Staatssecretaris Dijkhoff:

In het rapport worden daarover vermoedens geuit. Dit is altijd heel lastig terrein, omdat mensen ook zelf besluiten om weg te gaan. Je weet dan niet waar ze heen gaan. Dat is ook het nadeel van verdwijnen. Ik zal wel bezien of ik daar nader licht op kan werpen, om wat meer houvast te krijgen over de verhouding tussen mensen die zelf denken "ik moet hier niet zijn" en mensen die verdwijnen door nare, georganiseerde zaken. 

Mevrouw Rebel (PvdA):

Ik heb alle begrip voor het feit dat de staatssecretaris het rapport nog niet helemaal heeft kunnen doornemen. We zien uit naar de kabinetsreactie. Ik vraag wel specifiek of hij kan ingaan op de constatering van de Nationaal Rapporteur over het feit dat de keuzestress er mogelijk toe leidt dat een groep kwetsbare kinderen nu kiest voor de asielprocedure, waarbij dan de opsporing van mensenhandel niet meer geborgd is. Dat is een zorgelijke ontwikkeling. Ik vraag de staatssecretaris om daar heel specifiek op te reageren en ook te bekijken welke reflexen daarin meespelen. De Nationaal Rapporteur noemt keuzestress, maar mogelijk kunnen ook onjuiste voorlichting en de signalering, die zij ook noemt, daar een rol bij spelen. Wil de staatssecretaris die zaken specifiek opnemen? 
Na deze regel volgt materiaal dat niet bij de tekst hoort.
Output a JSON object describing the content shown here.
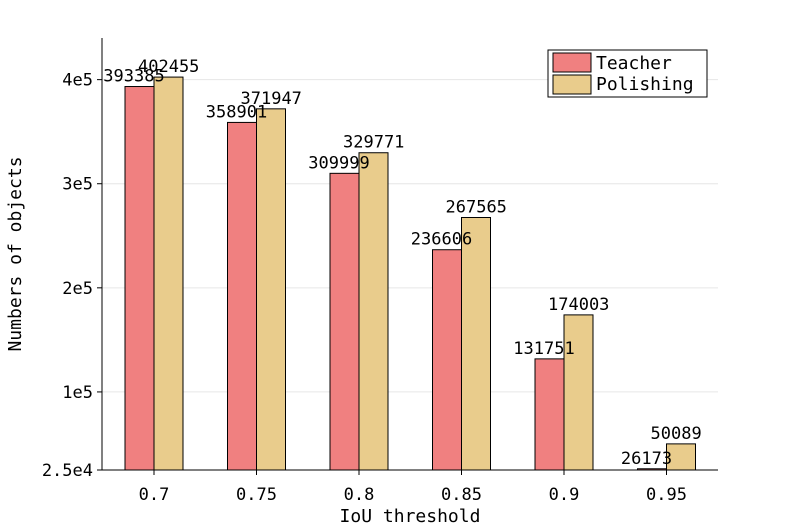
{
  "chart_data": {
    "type": "bar",
    "xlabel": "IoU threshold",
    "ylabel": "Numbers of objects",
    "categories": [
      "0.7",
      "0.75",
      "0.8",
      "0.85",
      "0.9",
      "0.95"
    ],
    "series": [
      {
        "name": "Teacher",
        "color": "#f08080",
        "values": [
          393385,
          358901,
          309999,
          236606,
          131751,
          26173
        ]
      },
      {
        "name": "Polishing",
        "color": "#e9cc8c",
        "values": [
          402455,
          371947,
          329771,
          267565,
          174003,
          50089
        ]
      }
    ],
    "y_ticks": [
      {
        "value": 25000,
        "label": "2.5e4"
      },
      {
        "value": 100000,
        "label": "1e5"
      },
      {
        "value": 200000,
        "label": "2e5"
      },
      {
        "value": 300000,
        "label": "3e5"
      },
      {
        "value": 400000,
        "label": "4e5"
      }
    ],
    "ylim": [
      25000,
      440000
    ],
    "grid": "horizontal",
    "legend_position": "top-right"
  }
}
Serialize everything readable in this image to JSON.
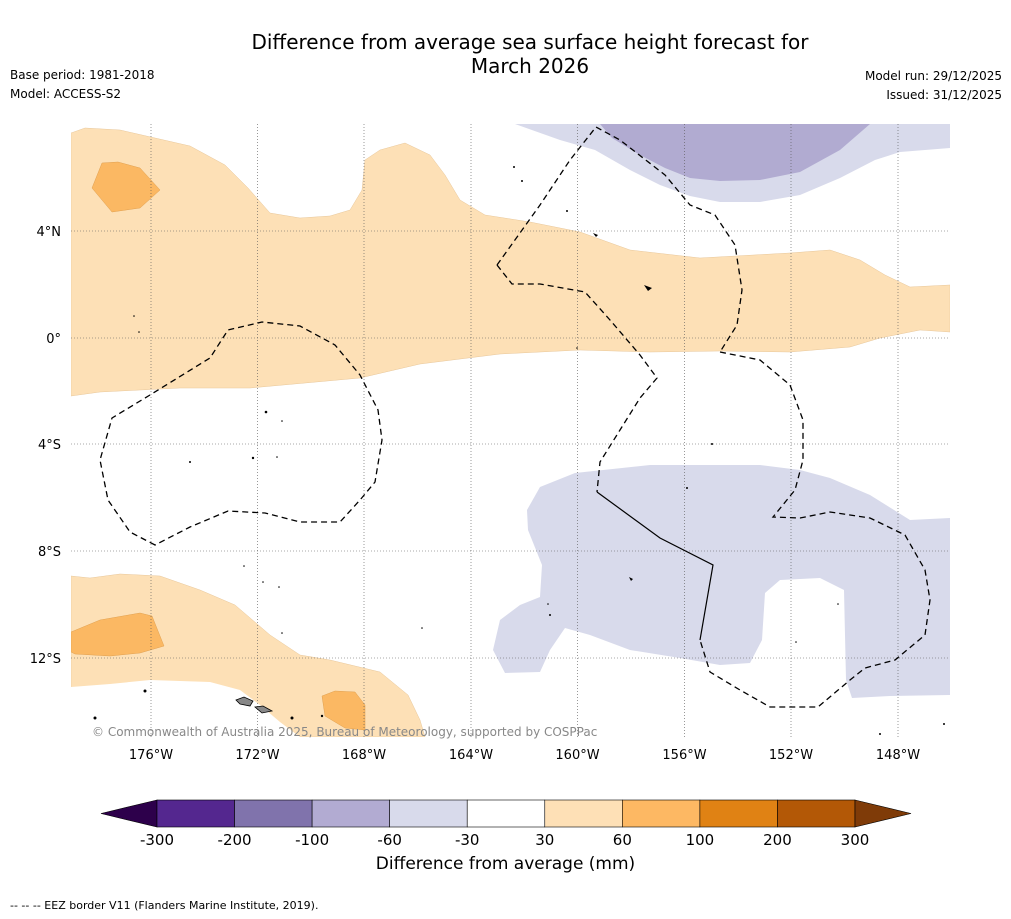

Staatssecretaris Dijkhoff:

Ook dat zal ik meenemen, want het zijn alle twee dingen die beogen om mensen te beschermen als zij die bescherming op juridische titel verdienen: de asielprocedure en het slachtofferschap mensenhandel. Als in de praktijk blijkt dat die twee constructies die hetzelfde doel beogen, elkaar in de weg zitten, gaat er iets mis, met name als dat ertoe leidt dat er wel via de asielprocedure bescherming geboden wordt, maar de opsporingsinformatie achterblijft die moet voorkomen dat een mensenhandelaar toekomstige slachtoffers maakt. Als het dus inderdaad aan aspecten ligt die wij kunnen wegnemen, neem ik die zeker mee. 

De voorzitter:

Dank u wel voor uw antwoorden. Ik dankte u al eerder voor uw komst naar de Kamer, maar toen mocht u nog even blijven voor een volgende vraag.